Tax planning is a key feature of advisers’ propositions. It’s a major value-add for clients and helps justify advisers’ annual charging business model – as we discuss in the latest report from Platforum UK Financial Advisers: Market Overview. This looks set to continue as a prolonged period of higher tax appears likely. Unlike purely investment-based services, it is hard to commoditise tax planning which mostly needs to be bespoke.
Determining how clients should draw income from their investments should already be a core annual service for decumulating clients; tax increases simply increase the importance of such planning.
The new 1.25% Health and Social Care Levy and increase in dividend tax will become permanent features of our tax system and they might become even more important in time. The government could extend the HSCL to such other areas as capital gains or inheritances; the tax rate might possibly be increased because of the sheer size of the fiscal hole.
Practical effects could be to stimulate the demand for life assurance investment bonds – especially for higher and additional rate taxpayers with general investment accounts. They also make VCTs look more attractive, because of their tax-free income. Pension contributions through salary sacrifice look even more attractive compared with individual pension contributions.

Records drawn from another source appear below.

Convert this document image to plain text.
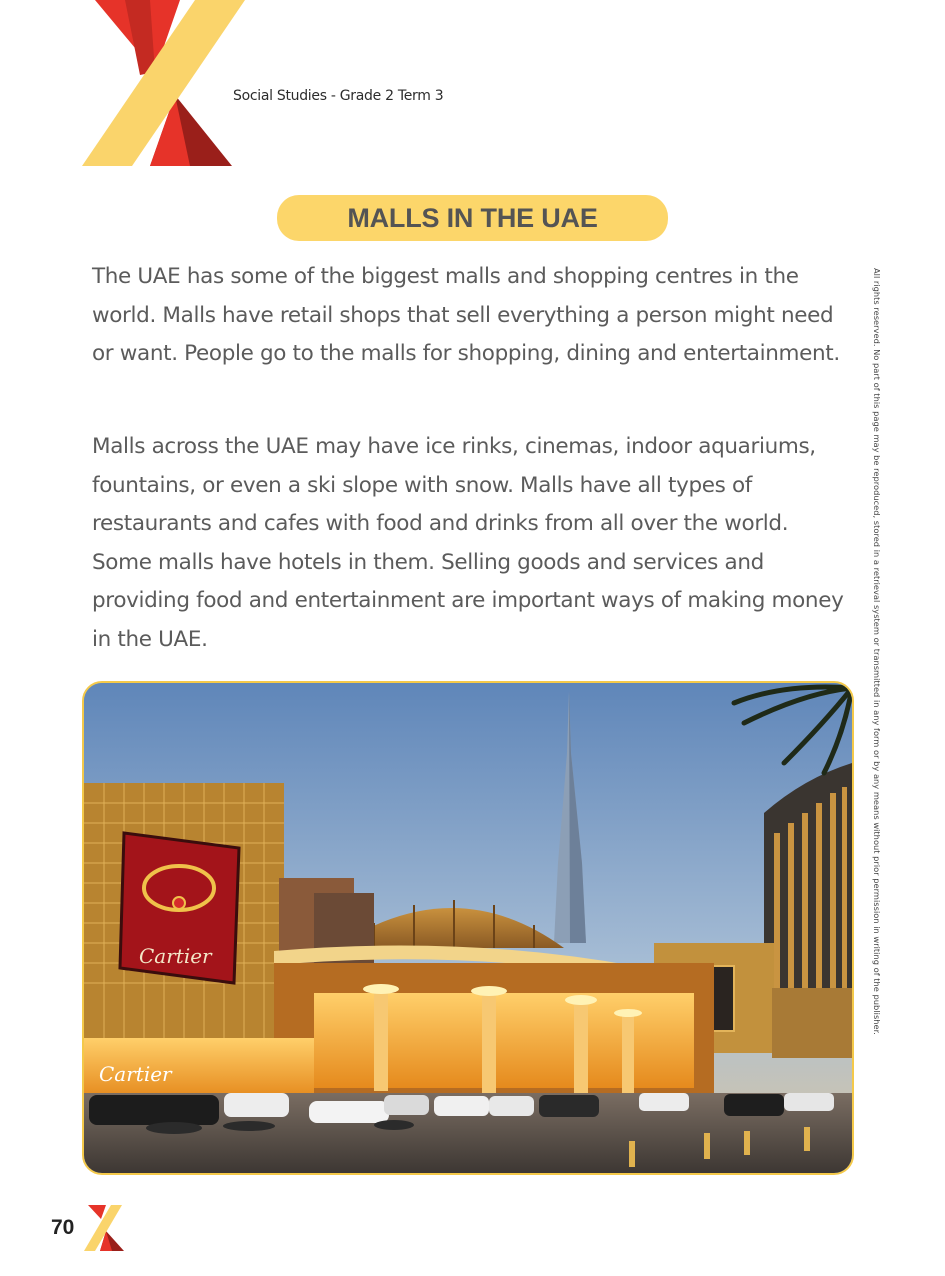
Social Studies - Grade 2 Term 3
MALLS IN THE UAE

The UAE has some of the biggest malls and shopping centres in the world. Malls have retail shops that sell everything a person might need or want. People go to the malls for shopping, dining and entertainment.

Malls across the UAE may have ice rinks, cinemas, indoor aquariums, fountains, or even a ski slope with snow. Malls have all types of restaurants and cafes with food and drinks from all over the world. Some malls have hotels in them. Selling goods and services and providing food and entertainment are important ways of making money in the UAE.	All rights reserved. No part of this page may be reproduced, stored in a retrieval system or transmitted in any form or by any means without prior permission in writing of the publisher.
Cartier
Cartier
70
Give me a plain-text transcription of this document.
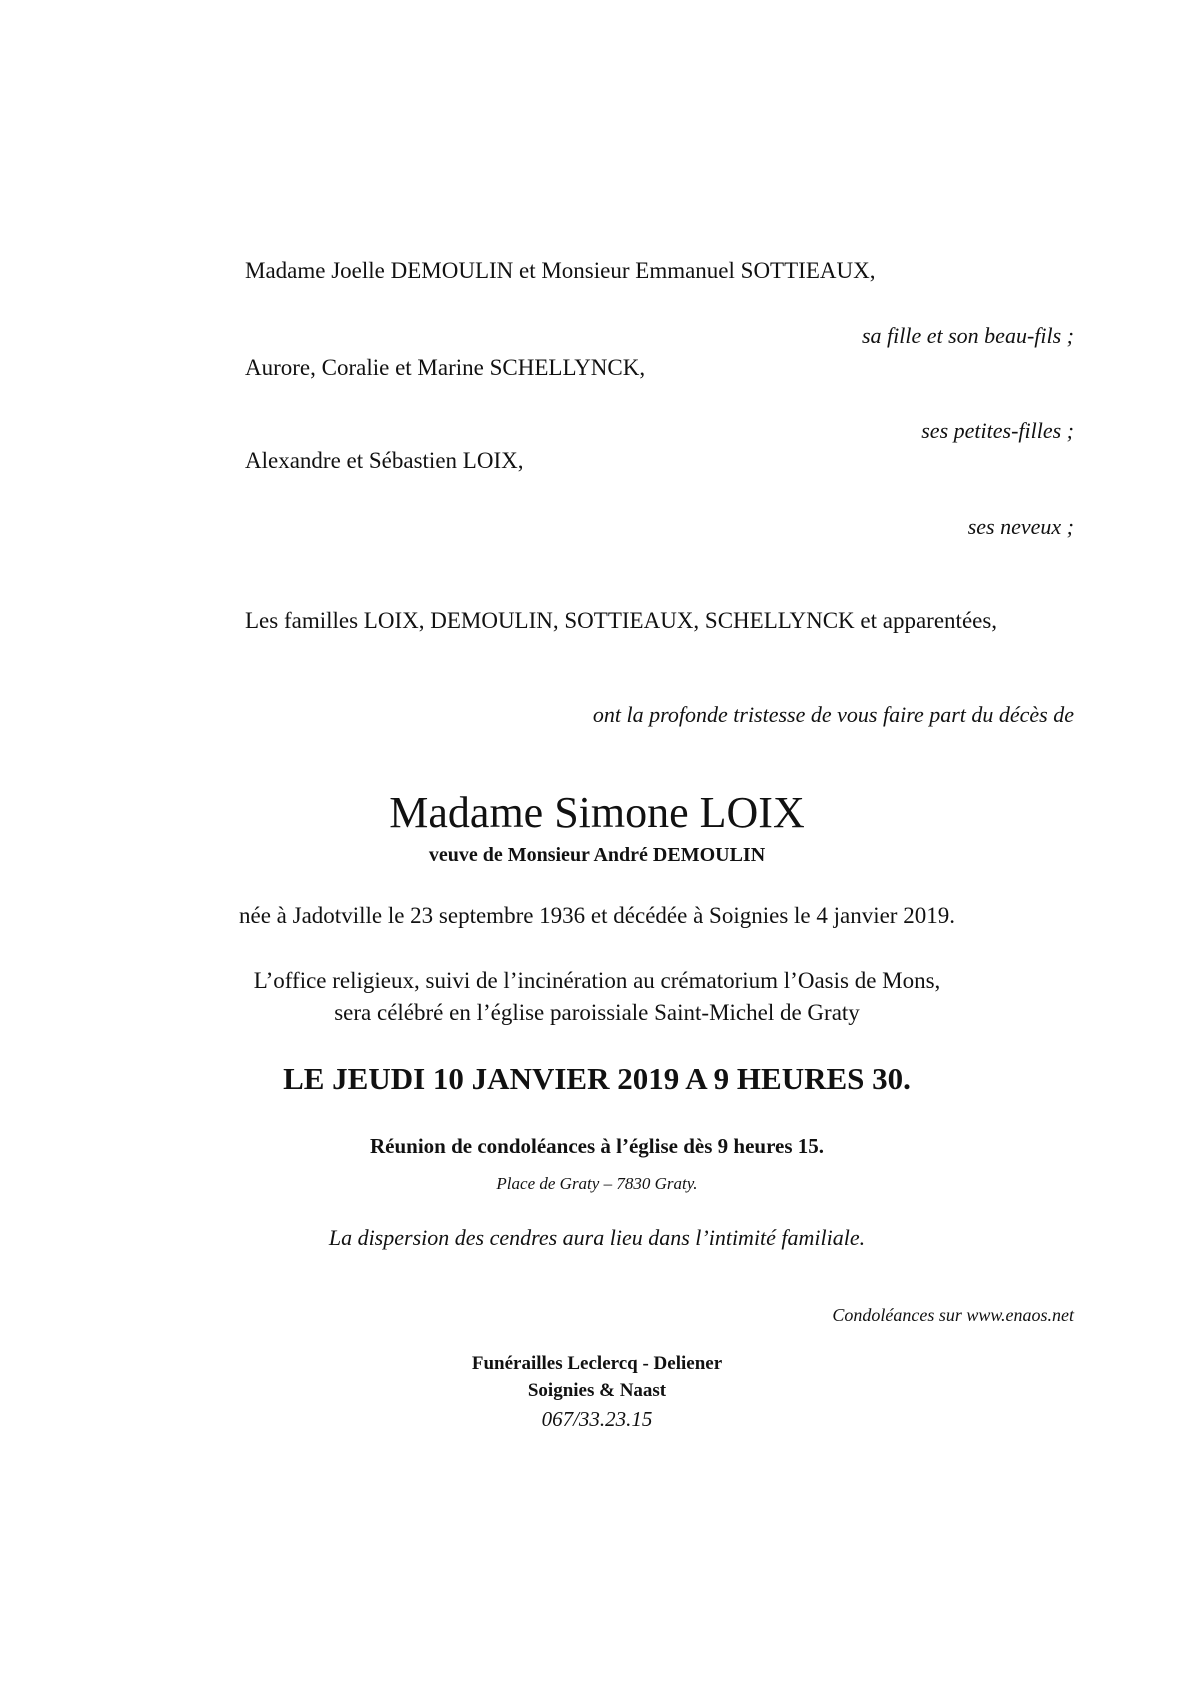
Madame Joelle DEMOULIN et Monsieur Emmanuel SOTTIEAUX,
sa fille et son beau-fils ;
Aurore, Coralie et Marine SCHELLYNCK,
ses petites-filles ;
Alexandre et Sébastien LOIX,
ses neveux ;
Les familles LOIX, DEMOULIN, SOTTIEAUX, SCHELLYNCK et apparentées,
ont la profonde tristesse de vous faire part du décès de
Madame Simone LOIX
veuve de Monsieur André DEMOULIN
née à Jadotville le 23 septembre 1936 et décédée à Soignies le 4 janvier 2019.
L’office religieux, suivi de l’incinération au crématorium l’Oasis de Mons,
sera célébré en l’église paroissiale Saint-Michel de Graty
LE JEUDI 10 JANVIER 2019 A 9 HEURES 30.
Réunion de condoléances à l’église dès 9 heures 15.
Place de Graty – 7830 Graty.
La dispersion des cendres aura lieu dans l’intimité familiale.
Condoléances sur www.enaos.net
Funérailles Leclercq - Deliener
Soignies & Naast
067/33.23.15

What’s more, advisers could find they are at last able to get their teeth into planning for clients’ future long-term care. The government is keen on new insurance products for this market and the already burgeoning equity release market could get an extra boost.
The advice sector looks set to thrive, helping customers navigate a more complex tax landscape, providing reassurance on long-term care and ultimately offering more certainty around inheritance.